O jornalismo feito da forma como se fazia há algumas décadas, com ensaios mais longos e reflexivos está cada vez mais segmentado e direcionado a um público mais refinado e com um maior poder aquisitivo. Não se interessa apenas pela tiragem de milhões de exemplares. O que aconteceu para que mudasse, e aqui cito um trecho de Fernando de Barros e Silva na revista Bravo!, é que “a cultura se fragmentou, se diversificou, foi pulverizada em guetos de consumo ou em estilos de vida, todos legitimamente representados nos mercados de bens culturais, mais aquecidos do que nunca”.
A cultura está cada vez mais inserida na sociedade do espetáculo, do consumo imediato, da superficialidade das abordagens, os cadernos culturais, na maioria das vezes, estiveram ligados à difusão da cultura consagrada e em processo de consagração. O jornalismo cultural dos últimos anos é basicamente sinônimo de agenda cultural com a preocupação de divulgar eventos supostamente culturais e as pautas são baseadas em releases das assessorias de imprensa.

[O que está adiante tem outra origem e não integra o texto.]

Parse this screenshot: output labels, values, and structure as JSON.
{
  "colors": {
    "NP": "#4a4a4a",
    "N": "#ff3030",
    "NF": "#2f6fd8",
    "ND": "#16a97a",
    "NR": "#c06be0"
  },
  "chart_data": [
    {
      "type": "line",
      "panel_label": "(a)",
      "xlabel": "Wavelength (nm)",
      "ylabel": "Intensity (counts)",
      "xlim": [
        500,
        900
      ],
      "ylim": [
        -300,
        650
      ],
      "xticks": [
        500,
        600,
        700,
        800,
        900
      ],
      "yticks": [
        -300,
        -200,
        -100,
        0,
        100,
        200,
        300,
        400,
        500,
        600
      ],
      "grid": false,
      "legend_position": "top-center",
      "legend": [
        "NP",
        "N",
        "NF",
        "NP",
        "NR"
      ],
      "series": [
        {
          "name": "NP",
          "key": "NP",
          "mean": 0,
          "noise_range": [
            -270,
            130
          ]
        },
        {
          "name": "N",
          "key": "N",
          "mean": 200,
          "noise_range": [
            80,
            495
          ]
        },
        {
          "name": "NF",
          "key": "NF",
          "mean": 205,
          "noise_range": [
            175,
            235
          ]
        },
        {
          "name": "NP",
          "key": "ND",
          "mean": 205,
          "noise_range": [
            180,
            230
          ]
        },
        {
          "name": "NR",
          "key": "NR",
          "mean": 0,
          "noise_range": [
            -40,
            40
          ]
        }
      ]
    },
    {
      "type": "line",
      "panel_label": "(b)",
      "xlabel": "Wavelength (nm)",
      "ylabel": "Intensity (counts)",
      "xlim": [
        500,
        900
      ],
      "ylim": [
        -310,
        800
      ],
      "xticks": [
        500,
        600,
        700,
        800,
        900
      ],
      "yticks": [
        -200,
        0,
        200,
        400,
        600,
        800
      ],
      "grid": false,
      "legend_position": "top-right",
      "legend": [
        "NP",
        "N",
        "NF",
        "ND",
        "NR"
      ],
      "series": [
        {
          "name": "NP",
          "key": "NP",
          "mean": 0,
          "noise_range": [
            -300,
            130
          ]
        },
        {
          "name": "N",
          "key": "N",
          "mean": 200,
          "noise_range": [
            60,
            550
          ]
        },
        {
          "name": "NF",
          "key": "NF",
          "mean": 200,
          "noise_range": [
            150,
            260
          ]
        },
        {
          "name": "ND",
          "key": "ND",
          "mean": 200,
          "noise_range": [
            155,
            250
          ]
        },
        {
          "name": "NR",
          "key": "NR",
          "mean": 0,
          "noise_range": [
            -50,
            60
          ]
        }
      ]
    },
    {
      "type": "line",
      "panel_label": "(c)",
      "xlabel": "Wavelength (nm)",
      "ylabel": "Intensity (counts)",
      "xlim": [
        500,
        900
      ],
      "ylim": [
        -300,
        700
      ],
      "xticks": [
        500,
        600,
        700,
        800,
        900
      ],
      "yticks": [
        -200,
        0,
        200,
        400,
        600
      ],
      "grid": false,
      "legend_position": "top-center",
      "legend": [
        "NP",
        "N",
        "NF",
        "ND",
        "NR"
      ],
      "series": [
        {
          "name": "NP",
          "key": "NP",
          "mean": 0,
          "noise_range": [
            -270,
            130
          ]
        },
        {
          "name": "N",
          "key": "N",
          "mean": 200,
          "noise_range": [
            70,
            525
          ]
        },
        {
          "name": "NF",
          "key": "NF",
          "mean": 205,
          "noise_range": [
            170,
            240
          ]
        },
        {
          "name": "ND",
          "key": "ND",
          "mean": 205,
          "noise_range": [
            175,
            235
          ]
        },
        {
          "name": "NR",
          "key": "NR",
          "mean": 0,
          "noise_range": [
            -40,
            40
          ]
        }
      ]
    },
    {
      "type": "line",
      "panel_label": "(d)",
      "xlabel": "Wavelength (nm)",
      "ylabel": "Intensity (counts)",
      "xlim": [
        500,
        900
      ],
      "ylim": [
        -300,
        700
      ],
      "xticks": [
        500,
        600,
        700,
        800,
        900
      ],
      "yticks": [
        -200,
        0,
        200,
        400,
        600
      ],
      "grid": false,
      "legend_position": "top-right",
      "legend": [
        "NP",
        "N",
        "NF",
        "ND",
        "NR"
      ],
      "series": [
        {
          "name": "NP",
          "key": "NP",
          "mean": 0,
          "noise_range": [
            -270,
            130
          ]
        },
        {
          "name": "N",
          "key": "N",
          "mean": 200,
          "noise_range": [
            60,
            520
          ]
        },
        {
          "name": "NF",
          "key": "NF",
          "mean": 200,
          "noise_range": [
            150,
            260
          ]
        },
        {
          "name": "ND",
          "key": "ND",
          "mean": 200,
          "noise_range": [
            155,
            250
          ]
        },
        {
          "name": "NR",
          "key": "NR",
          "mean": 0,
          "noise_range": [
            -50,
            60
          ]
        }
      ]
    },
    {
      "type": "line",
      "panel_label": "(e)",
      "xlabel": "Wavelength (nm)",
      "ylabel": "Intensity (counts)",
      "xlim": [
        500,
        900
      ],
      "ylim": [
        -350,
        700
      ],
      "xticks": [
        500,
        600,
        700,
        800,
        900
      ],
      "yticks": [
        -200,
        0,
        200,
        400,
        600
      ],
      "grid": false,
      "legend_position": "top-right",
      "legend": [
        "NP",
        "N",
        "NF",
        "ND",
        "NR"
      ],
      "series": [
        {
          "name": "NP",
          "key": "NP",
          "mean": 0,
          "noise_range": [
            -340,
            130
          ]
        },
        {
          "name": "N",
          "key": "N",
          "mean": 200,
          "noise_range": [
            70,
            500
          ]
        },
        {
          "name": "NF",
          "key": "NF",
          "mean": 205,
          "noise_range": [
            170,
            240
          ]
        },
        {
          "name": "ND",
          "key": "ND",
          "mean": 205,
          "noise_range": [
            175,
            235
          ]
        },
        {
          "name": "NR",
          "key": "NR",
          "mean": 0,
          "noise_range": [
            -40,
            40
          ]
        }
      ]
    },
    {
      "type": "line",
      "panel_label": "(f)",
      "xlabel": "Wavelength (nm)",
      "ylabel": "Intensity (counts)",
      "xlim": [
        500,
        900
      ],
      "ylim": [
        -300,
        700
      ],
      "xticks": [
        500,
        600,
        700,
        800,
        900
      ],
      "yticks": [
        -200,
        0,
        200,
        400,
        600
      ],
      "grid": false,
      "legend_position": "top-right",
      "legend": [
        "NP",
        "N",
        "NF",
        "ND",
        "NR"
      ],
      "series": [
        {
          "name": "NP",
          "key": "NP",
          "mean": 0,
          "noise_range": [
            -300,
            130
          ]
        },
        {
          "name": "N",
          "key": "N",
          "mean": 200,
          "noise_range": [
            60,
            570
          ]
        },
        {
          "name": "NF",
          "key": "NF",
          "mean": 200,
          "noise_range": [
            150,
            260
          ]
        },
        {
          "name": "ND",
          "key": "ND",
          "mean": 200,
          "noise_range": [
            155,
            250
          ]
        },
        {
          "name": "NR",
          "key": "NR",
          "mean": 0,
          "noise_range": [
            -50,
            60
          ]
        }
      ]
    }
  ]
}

Em parte isso ocorre devido ao comprometimento com os anunciantes, o que parece dar razão ao que disse um magnata da imprensa inglesa citado pelo jornalista Carlos Brickmann que “Notícia é tudo que se usa para preencher o espaço entre os anúncios”. Essa afirmação podemos trazê-la para o jornalismo cultural contemporâneo e Brickmann vai além ao completar essa frase em o Jornal dos Jornais, a revista da imprensa, dizendo que o “jornalista é o sujeito que separa o joio do trigo, e publica o joio”.
Existem avaliações como as de que “o jornalismo cultural já foi melhor” e “não existe mais crítica”. A crítica existe, como se pode comprovar, ainda que na mídia segmentada. Se sua qualidade é boa, ou se a atividade jornalística cultural viveu melhores dias, cabe a cada leitor julgar. Hoje, porém, o sujeito cultural da era da cibercultura dispõe de uma larga oferta de websites de jornalismo cultural, quase todos independentes - ou seja, sem ligação com grupos de comunicação – e nessa área que recém começa a se consolidar não se fala em crise.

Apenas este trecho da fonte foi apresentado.